We’ve recently joined forces with COPE, DOAJ, and OASPA to create a new online public forum for organisations interested in adopting best practices in scholarly publishing. At the Publishers Learning And Community Exchange or The PLACE, new scholarly publishers can access information from multiple agencies in one place, ask questions of the experts, and join conversations with each other. Do take a look!
Being clearer on the impact of better metadata
As discussed earlier, better metadata can sometimes bring extra costs, and it’s helpful to understand the impact of this investment. We know from our ongoing outreach work that it’s difficult for our members to keep hearing that Crossref needs more and better metadata. They ask us for resources and increasingly want to see hard evidence of benefits to them. We recently showcased the journey of the American Society for Microbiology which went from ‘zero to hero’ in terms of metadata participation and completeness in Crossref. They describe their efforts to increase their registered metadata over the last few years, and note a significant increase in their average monthly successful DOI resolutions from ~390,000 in 2015 to an average of ~3.7 million in 2022. They found that “the more metadata we push out into the ecosystem, the more it appears to be used… Remembering that your publishing program benefits as much as everyone else’s when you deposit more metadata can help refine your short-term and long-term priorities.”
We know we sound like a broken record sometimes, but now other members can take it from ASM!

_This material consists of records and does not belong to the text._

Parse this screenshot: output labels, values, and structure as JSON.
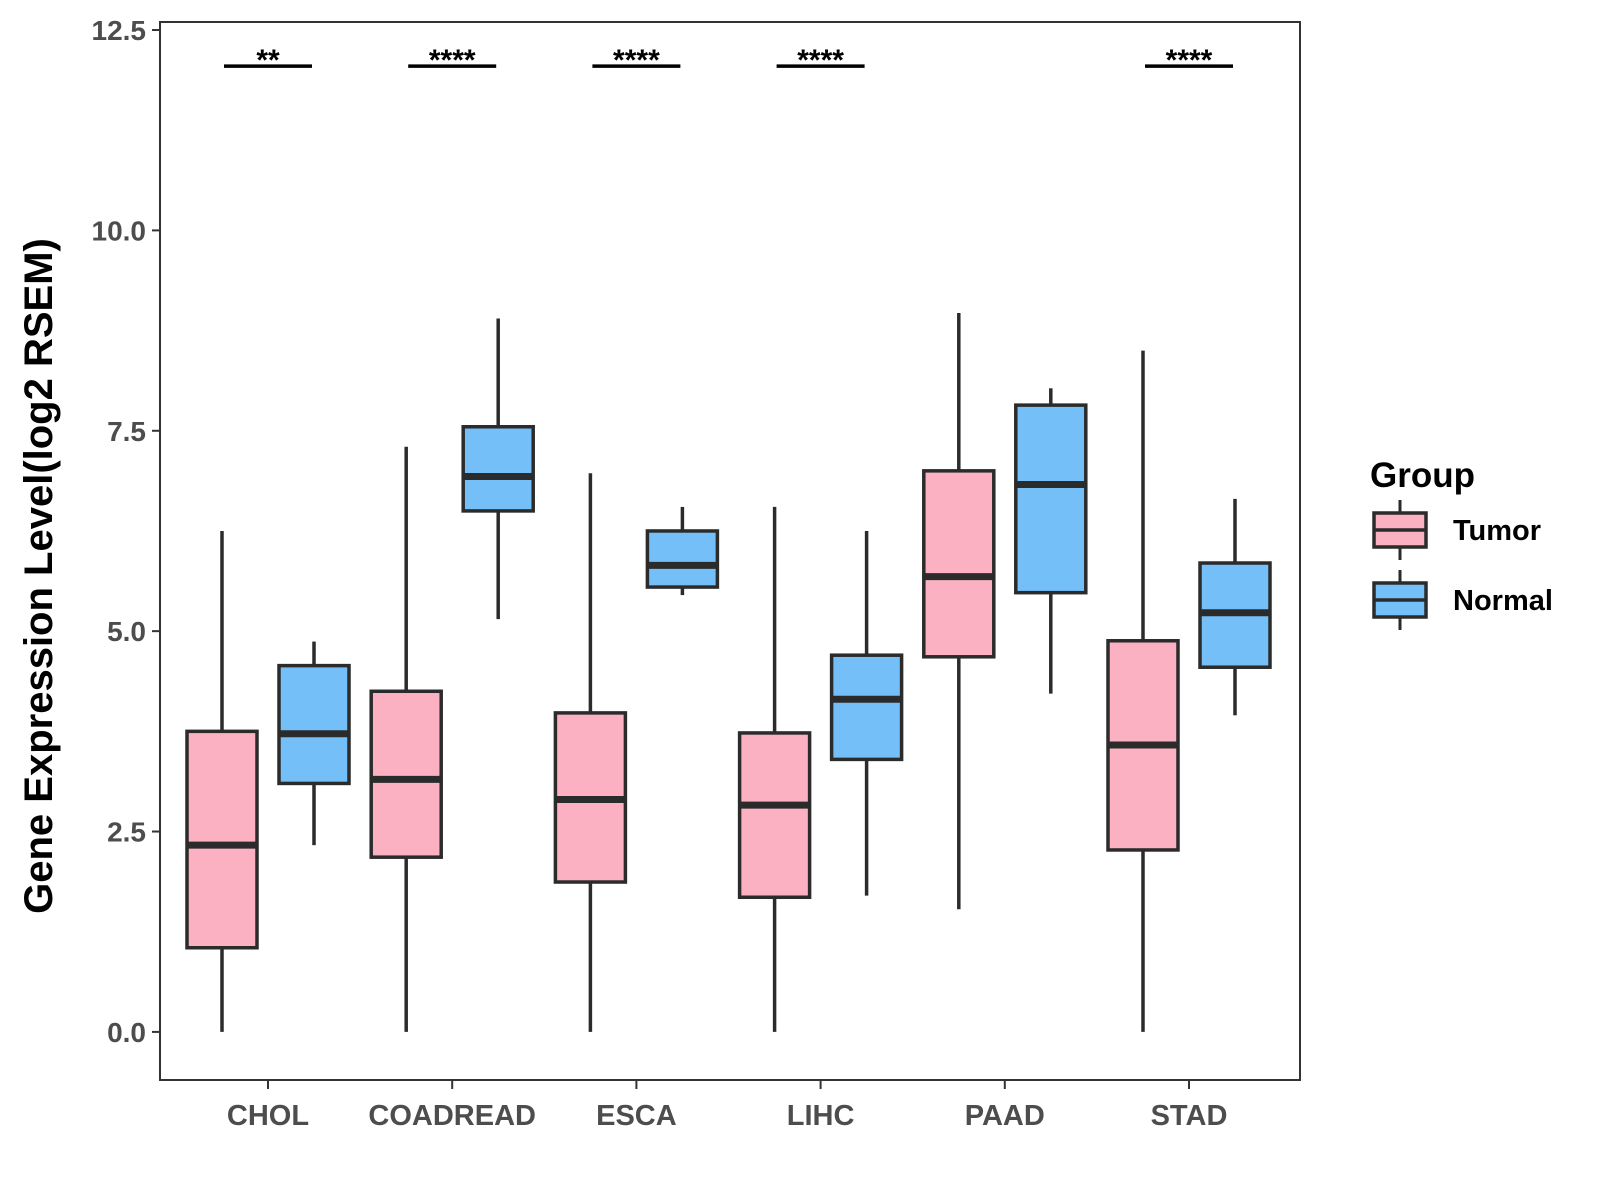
{
  "chart_data": {
    "type": "boxplot",
    "title": "",
    "xlabel": "",
    "ylabel": "Gene Expression Level(log2 RSEM)",
    "ylim": [
      -0.6,
      12.6
    ],
    "yticks": [
      0.0,
      2.5,
      5.0,
      7.5,
      10.0,
      12.5
    ],
    "ytick_labels": [
      "0.0",
      "2.5",
      "5.0",
      "7.5",
      "10.0",
      "12.5"
    ],
    "categories": [
      "CHOL",
      "COADREAD",
      "ESCA",
      "LIHC",
      "PAAD",
      "STAD"
    ],
    "legend": {
      "title": "Group",
      "position": "right"
    },
    "series": [
      {
        "name": "Tumor",
        "color": "#fbb1c2",
        "boxes": [
          {
            "whisker_low": 0.0,
            "q1": 1.05,
            "median": 2.33,
            "q3": 3.75,
            "whisker_high": 6.25
          },
          {
            "whisker_low": 0.0,
            "q1": 2.18,
            "median": 3.15,
            "q3": 4.25,
            "whisker_high": 7.3
          },
          {
            "whisker_low": 0.0,
            "q1": 1.87,
            "median": 2.9,
            "q3": 3.98,
            "whisker_high": 6.97
          },
          {
            "whisker_low": 0.0,
            "q1": 1.68,
            "median": 2.83,
            "q3": 3.73,
            "whisker_high": 6.55
          },
          {
            "whisker_low": 1.53,
            "q1": 4.68,
            "median": 5.68,
            "q3": 7.0,
            "whisker_high": 8.97
          },
          {
            "whisker_low": 0.0,
            "q1": 2.27,
            "median": 3.58,
            "q3": 4.88,
            "whisker_high": 8.5
          }
        ]
      },
      {
        "name": "Normal",
        "color": "#74bff8",
        "boxes": [
          {
            "whisker_low": 2.33,
            "q1": 3.1,
            "median": 3.72,
            "q3": 4.57,
            "whisker_high": 4.87
          },
          {
            "whisker_low": 5.15,
            "q1": 6.5,
            "median": 6.93,
            "q3": 7.55,
            "whisker_high": 8.9
          },
          {
            "whisker_low": 5.45,
            "q1": 5.55,
            "median": 5.82,
            "q3": 6.25,
            "whisker_high": 6.55
          },
          {
            "whisker_low": 1.7,
            "q1": 3.4,
            "median": 4.15,
            "q3": 4.7,
            "whisker_high": 6.25
          },
          {
            "whisker_low": 4.22,
            "q1": 5.48,
            "median": 6.83,
            "q3": 7.82,
            "whisker_high": 8.03
          },
          {
            "whisker_low": 3.95,
            "q1": 4.55,
            "median": 5.23,
            "q3": 5.85,
            "whisker_high": 6.65
          }
        ]
      }
    ],
    "significance": [
      "**",
      "****",
      "****",
      "****",
      "",
      "****"
    ],
    "significance_y": 12.05
  }
}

Encouraging better metadata and more relationships and identifying ’trust signals'
We’re trying to make it easier for members to accurately register key metadata fields, with the launch of our new grants registration form which will be extended to journals and other record types soon. This includes a ROR lookup - adding this unique identifier for research organisations gives even better context for the metadata.
“We want to be a sustainable source of complete, open, and global scholarly metadata and relationships. We are working towards this vision of a ‘Research Nexus’ by demonstrating the value of richer and connected open metadata, incentivising people to meet best practices, while making it easier to do so.”
… with item number one under projects ‘in focus’, being: “Adoption activities to focus on top metadata adoption priorities, which are:
We’re continuing to talk with the community to work out which metadata elements are most useful as trust signals, and we’re trying to prioritise some of the schema changes required to capture new elements. If you haven’t already, please respond to Patricia Feeney’s metadata priorities survey.
Thinking about retractions and corrections
We’ve been closely involved with the NISO CREC working group, and they should be making the initial draft recommendations public soon - watch this space!
Making it easier to view and compare metadata and expand the relationships
Our Participation Reports provide a visualisation of the metadata that’s available via our free REST API. There’s a separate Participation Report for each member, and it shows what percentage of that member’s content includes nine key metadata elements. It’s an important tool to help those in the community understand our metadata more easily.
We have been working on a new version of Participation Reports, allowing more comparison between members, and extra metadata elements to communicate trustworthiness, including whether each member has thought about the long-term preservation of their content, and whether it has been added to a repository. There is a test version to look at in our Labs sandbox. Do take a look and provide feedback.
We’re continuing to work with funders through our growing funder membership, the Funder Advisory Group and other groups, including the Open Research Funders Group, the HRA, Altum, Europe PMC, and the ORCID Funder Interest Group. And we’re continuing to build the important relationships between funding and outputs (see Dominika Tkaczyk’s recent report) and engage with this key audience for research integrity.